The schooling behaviour of fish fascinates engineers as much as biologists. Fish in schools swim in a flow environment full of mechanical energy generated by the movements of their fellow swimmers. Researchers from ETH Zurich’s Computational Science & Engineering Lab (CSElab) have now answered the longstanding question of whether fish gain an energetic advantage by swimming in schooling formations – and the answer is “yes.” Researchers also gained detailed knowledge about this process, which may have implications for energy-efficient swimming or flying swarms of drones.
Precise simulation of fluid dynamics
For their study, the scientists developed a highly detailed simulation of the complex interplay between swimming fish and their flow environment. Fish schooling was previously only tackled with very simplified models that did not account accurately for the fluid dynamics of the fish swimming. However, the supercomputer ‘Piz Daint’ at the Swiss National Supercomputing Centre (CSCS) has now enabled for the first time these state-of-the-art computationally intensive simulations without simplifications.
The scientists also combined for the first time the realistic flow simulations with reinforcement learning, a potent machine learning algorithm. This kind of learning algorithm has been used in games such as ‘Go’, enabling the computer to outperform humans. Deploying reinforcement learning on complex physical systems, however, has never been done before, as the algorithm requires thousands of iterations.
The algorithm is reminiscent of Pavlov’s dog, the scientists from CSElab say: The agents learn an optimal strategy for achieving a goal by receiving a reward. Here, it was used to train the fish for optimal swimming behaviour and to let them decide independently how to most efficiently react to the unsteady flow fields of their fellow swimmers. “We created the mathematical conditions and gave the fish the single goal of swimming as efficiently as possible,” says Guido Novati, a PhD candidate at CSElab and the developer of the simulations’ software. Surprisingly, the fish opted to swim in each other’s wake in order to save energy even when given the option of swimming independently.

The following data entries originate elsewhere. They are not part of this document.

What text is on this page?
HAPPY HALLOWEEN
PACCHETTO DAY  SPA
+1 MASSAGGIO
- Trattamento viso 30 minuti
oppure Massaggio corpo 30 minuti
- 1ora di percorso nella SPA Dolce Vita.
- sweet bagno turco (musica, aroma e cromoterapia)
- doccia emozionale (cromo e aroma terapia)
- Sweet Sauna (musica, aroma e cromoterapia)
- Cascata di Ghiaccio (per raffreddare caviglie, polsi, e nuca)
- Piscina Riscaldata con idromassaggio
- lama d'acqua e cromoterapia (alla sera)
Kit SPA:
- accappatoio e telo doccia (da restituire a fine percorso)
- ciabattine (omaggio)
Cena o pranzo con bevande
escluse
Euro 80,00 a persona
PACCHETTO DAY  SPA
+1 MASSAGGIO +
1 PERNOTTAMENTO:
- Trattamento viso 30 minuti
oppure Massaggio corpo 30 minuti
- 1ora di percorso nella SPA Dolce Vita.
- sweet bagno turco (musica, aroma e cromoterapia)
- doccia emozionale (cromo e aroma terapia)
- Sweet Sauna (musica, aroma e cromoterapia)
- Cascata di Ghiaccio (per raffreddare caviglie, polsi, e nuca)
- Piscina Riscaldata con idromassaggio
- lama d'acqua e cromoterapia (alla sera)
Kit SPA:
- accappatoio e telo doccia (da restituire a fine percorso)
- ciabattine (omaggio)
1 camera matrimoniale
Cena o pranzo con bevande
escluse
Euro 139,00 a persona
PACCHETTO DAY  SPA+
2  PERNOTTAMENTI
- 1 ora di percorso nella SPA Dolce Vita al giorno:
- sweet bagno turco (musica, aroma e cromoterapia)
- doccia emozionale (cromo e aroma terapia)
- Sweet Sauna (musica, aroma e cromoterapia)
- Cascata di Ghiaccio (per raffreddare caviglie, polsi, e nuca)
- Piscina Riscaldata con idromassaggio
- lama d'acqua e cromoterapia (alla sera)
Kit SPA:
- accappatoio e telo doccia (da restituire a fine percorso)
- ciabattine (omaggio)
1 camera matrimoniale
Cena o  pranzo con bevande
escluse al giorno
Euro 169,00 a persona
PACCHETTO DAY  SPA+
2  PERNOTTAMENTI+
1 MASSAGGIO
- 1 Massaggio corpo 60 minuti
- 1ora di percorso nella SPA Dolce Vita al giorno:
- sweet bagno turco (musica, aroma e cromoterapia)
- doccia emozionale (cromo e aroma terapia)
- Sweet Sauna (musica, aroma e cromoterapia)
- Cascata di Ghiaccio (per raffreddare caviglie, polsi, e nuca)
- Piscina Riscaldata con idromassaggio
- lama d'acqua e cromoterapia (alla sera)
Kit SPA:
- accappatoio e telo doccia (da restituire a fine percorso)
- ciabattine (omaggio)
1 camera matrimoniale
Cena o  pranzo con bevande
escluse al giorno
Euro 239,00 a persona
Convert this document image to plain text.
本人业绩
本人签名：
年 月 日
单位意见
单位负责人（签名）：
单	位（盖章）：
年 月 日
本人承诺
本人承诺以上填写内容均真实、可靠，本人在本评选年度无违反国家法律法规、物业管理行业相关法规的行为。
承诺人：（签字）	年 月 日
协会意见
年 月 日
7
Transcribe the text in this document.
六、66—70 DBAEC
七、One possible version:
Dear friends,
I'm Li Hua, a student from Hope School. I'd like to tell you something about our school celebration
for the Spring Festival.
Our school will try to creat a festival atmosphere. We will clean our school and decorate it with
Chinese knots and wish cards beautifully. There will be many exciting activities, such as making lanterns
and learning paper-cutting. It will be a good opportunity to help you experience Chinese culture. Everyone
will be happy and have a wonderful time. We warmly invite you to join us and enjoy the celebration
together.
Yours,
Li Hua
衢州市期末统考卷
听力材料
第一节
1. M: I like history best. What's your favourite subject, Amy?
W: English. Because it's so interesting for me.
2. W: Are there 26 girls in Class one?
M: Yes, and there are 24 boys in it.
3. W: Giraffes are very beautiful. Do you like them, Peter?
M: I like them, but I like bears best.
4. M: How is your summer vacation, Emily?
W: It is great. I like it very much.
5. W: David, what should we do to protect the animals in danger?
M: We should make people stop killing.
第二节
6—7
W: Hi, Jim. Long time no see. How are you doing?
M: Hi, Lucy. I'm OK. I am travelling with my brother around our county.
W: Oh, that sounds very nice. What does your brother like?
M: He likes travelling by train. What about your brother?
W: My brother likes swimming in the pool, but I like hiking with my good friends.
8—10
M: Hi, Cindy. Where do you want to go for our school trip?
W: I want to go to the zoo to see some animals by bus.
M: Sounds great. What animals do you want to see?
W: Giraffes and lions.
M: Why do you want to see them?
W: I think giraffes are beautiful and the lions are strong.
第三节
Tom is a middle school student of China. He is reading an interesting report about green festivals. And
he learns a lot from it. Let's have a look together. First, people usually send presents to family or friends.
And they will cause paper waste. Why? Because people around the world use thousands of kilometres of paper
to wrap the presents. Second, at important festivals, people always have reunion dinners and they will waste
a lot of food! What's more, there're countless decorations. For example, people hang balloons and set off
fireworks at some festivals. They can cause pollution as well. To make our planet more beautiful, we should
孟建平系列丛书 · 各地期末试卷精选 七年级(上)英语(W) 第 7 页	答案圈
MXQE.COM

Learning from the visualisation
In their simulation, the researchers observed the swimming behaviour of up to three fish, both in 2D and 3D, in various configurations. They remarked that no flow simulation has ever included more than one swimmer in three dimensions.
They analysed every detail of each individual flow vortex to understand the behaviour of the fish. “Intuitively, you assume that fish will avoid turbulent areas and swim in calmer water. But instead they learned to swim directly into the vortices,” says Siddhartha Verma, a postdoc at CSElab. Verma and Novati conducted the study, recently published online in the Proceedings of the National Academy of Sciences (PNAS), under the leadership of ETH professor Petros Koumoutsakos.
The researchers determined that the fish swam most energetically when they swam not one after the other as previously suggested, but at an offset from the swimming direction of the leader. At such locations they harnessed the vortices generated by the leader by intercepting them with their head, splitting the vortex into fragments, that they then guided down their bodies. The progress of these fragmented vortices supplies the fish with thrust without robbing the leader of energy.
“This let us demonstrate that fish which suitably position themselves in a school can draw on energy from the prevailing fluid dynamics,” says Verma. He emphasises that in their simulations, they have not examined every aspect involved in the efficient swimming behaviour of fish. However, it is clear that the developed algorithms and physics learned can be transferred into autonomously swimming or flying robots.
An autonomous robot swimmer or flyer could handle unexpected flow situations– for example when delivering goods when flying between buildings in high winds or in the search and rescue operations in stormy conditions. “The possibility of letting aeroplanes with similar destinations fly in formation along certain routes to save fuel is also being considered. The algorithms developed in our work could also be put to use here,” says Novati. The researchers are enthusiastic about the possibilities opened up by combining accurate and complex flow simulations with reinforcement learning and hope that in future, other researchers will incorporate judiciously machine learning into their simulations.